Essas informações são, então, utilizadas para representar matematicamente a estrutura neuronal do tecido. Como são milhares de equações matemáticas, elas são resolvidas computacionalmente e segue-se um longo estudo visando reproduzir as atividades registradas. Quando os registros são reproduzidos, muita informação pode ser extraída do processo de indução e geração das atividades. “As contribuições são muito grandes com esse tipo de abordagem. Até mesmo o número de animais utilizados nas investigações acaba sendo reduzido, já que as simulações computacionais guiam melhor os novos experimentos que deverão ser realizados, evitando procedimentos desnecessários”, avalia Almeida.

Segundo ele, os modelos matemáticos desenvolvidos são inovadores porque permitem simular com maior detalhe a eletroquímica da atividade epiléptica, envolvendo desde movimentação iônica não só através da membrana neuronal e glial (células que compõem o cérebro), mas também ao longo de todo o meio que circunda essas células. “Reações químicas que descrevem as interações de drogas com mecanismos neuronais também são simuladas, permitindo investigar a atuação de fármacos durante as atividades”, complementa.

Os modelos, que são desenvolvidos há mais de 15 anos, fundamentam-se na representação dos fluxos iônicos através das membranas neuronais e gliais e ao longo de todo o tecido estudado.

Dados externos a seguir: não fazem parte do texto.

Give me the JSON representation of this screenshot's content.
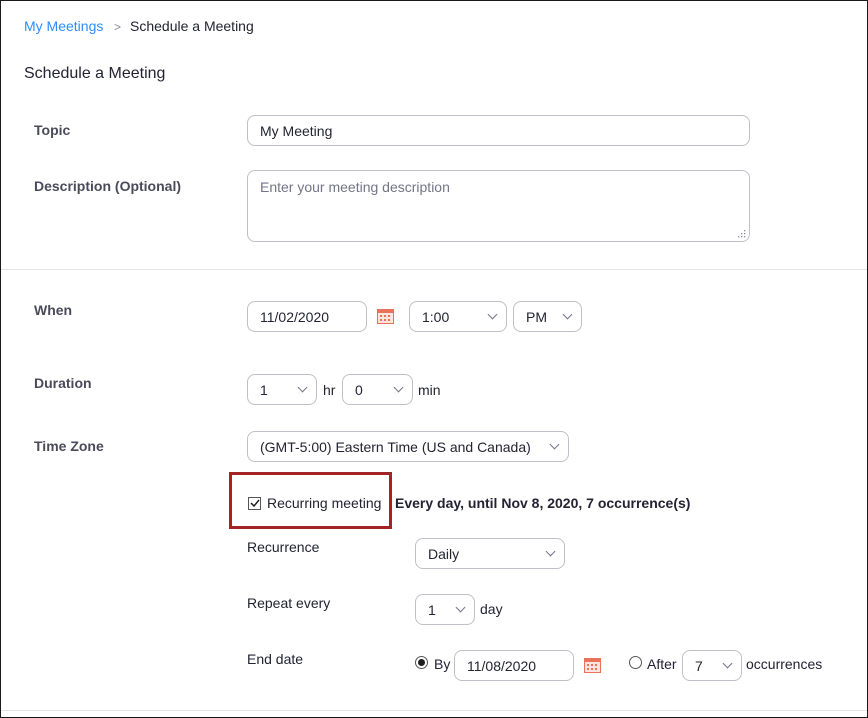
{
  "breadcrumb": {
    "parent": "My Meetings",
    "separator": ">",
    "current": "Schedule a Meeting"
  },
  "page_title": "Schedule a Meeting",
  "topic": {
    "label": "Topic",
    "value": "My Meeting"
  },
  "description": {
    "label": "Description (Optional)",
    "placeholder": "Enter your meeting description"
  },
  "when": {
    "label": "When",
    "date": "11/02/2020",
    "time": "1:00",
    "ampm": "PM"
  },
  "duration": {
    "label": "Duration",
    "hours": "1",
    "hours_unit": "hr",
    "minutes": "0",
    "minutes_unit": "min"
  },
  "timezone": {
    "label": "Time Zone",
    "value": "(GMT-5:00) Eastern Time (US and Canada)"
  },
  "recurring": {
    "label": "Recurring meeting",
    "checked": true,
    "summary": "Every day, until Nov 8, 2020, 7 occurrence(s)"
  },
  "recurrence": {
    "label": "Recurrence",
    "value": "Daily"
  },
  "repeat_every": {
    "label": "Repeat every",
    "value": "1",
    "unit": "day"
  },
  "end_date": {
    "label": "End date",
    "by_label": "By",
    "by_date": "11/08/2020",
    "after_label": "After",
    "after_count": "7",
    "occurrences_label": "occurrences",
    "selected": "by"
  },
  "colors": {
    "link": "#2d8cff",
    "highlight": "#a32326",
    "calendar_icon": "#e8735a"
  },
  "icons": {
    "calendar": "calendar-icon",
    "dropdown": "chevron-down-icon"
  }
}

Para o cálculo desses fluxos, os mecanismos ou processos mais importantes para o transporte iônico são representados por meio de reações químicas que, por sua vez, são representadas matematicamente e implementadas computacionalmente. Com isso, pode-se dizer que tal procedimento consiste na construção de um tecido cerebral virtual para reprodução da atividade elétrica. “Como se tratam de modelos computacionais muito complexos e que envolvem um número muito grande de cálculos, esses modelos são processados em dois clusters de computadores do nosso laboratório de computação”, explica Almeida.

Para desenvolver esse tipo de pesquisa, o Lanec conta com uma equipe multidisciplinar com dois engenheiros, um especialista em computação, um físico, dois biólogos e um bioquímico, todos eles com mestrado e doutorado em áreas afins à neurociência. Os laboratórios que compõem o Lanec dão suporte à equipe em eletrofisiologia, histoquímica e imuno-histoquímica, cultura de células, purificação de enzimas e proteínas de membrana, computação serial e paralela e contam ainda com infra-estrutura de oficina de mecânica e eletrônica.

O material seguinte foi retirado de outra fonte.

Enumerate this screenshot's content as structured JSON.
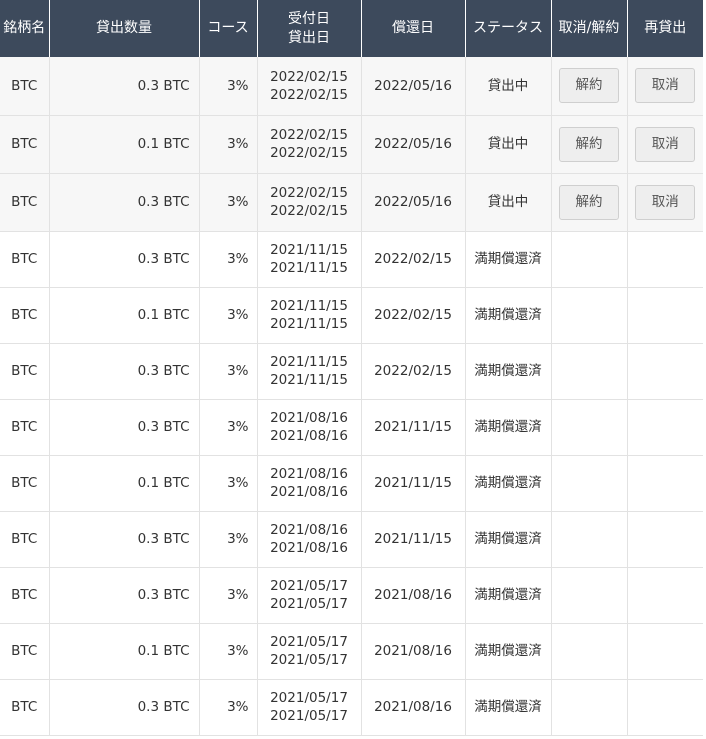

“Com nossos trabalhos, já somos capazes de reproduzir computacionalmente eventos epilépticos induzidos na ausência de sinapses químicas”, relata Almeida. As sinapses são estruturas de comunicação entre neurônios que envolvem a liberação de neurotransmissores. A grande maioria das drogas utilizadas no tratamento das epilepsias atua nessas estruturas. Entretanto, quando as crises se prolongam e tornam-se intensas, acredita-se que passem a ser sustentadas por conexões do tipo não-sináptica, daí a ocorrência de crises que são resistentes aos medicamentos usuais. “Com os modelos matemáticos, conseguimos reproduzir computacionalmente esse tipo de crise e entender os aspectos biofísicos que são preponderantes para a sustentação das atividades epilépticas. Esse tipo de informação é importante para a busca de drogas que interfiram nas atividades e sejam capazes de inibi-las”, diz o pesquisador.

No Brasil, a pesquisa sobre epilepsia segue mais ou menos a mesma tendência dos principais centros de pesquisa do mundo. “Acredito que no Brasil, os maiores avanços deverão se dar nos aspectos multidisciplinares da doença. Aí, ainda há muito a ser feito e a colaboração de especialistas de diferentes áreas, indo da engenharia à biologia, será essencial para se avançar ainda mais no conhecimento das epilepsias. A complexidade do cérebro e, portanto das epilepsias, reside na intricada relação entre mecanismos físicos, químicos e biológicos. Portanto, há muito que se investir na formação de grupos multidisciplinares para esse tipo de estudo”, finaliza Almeida.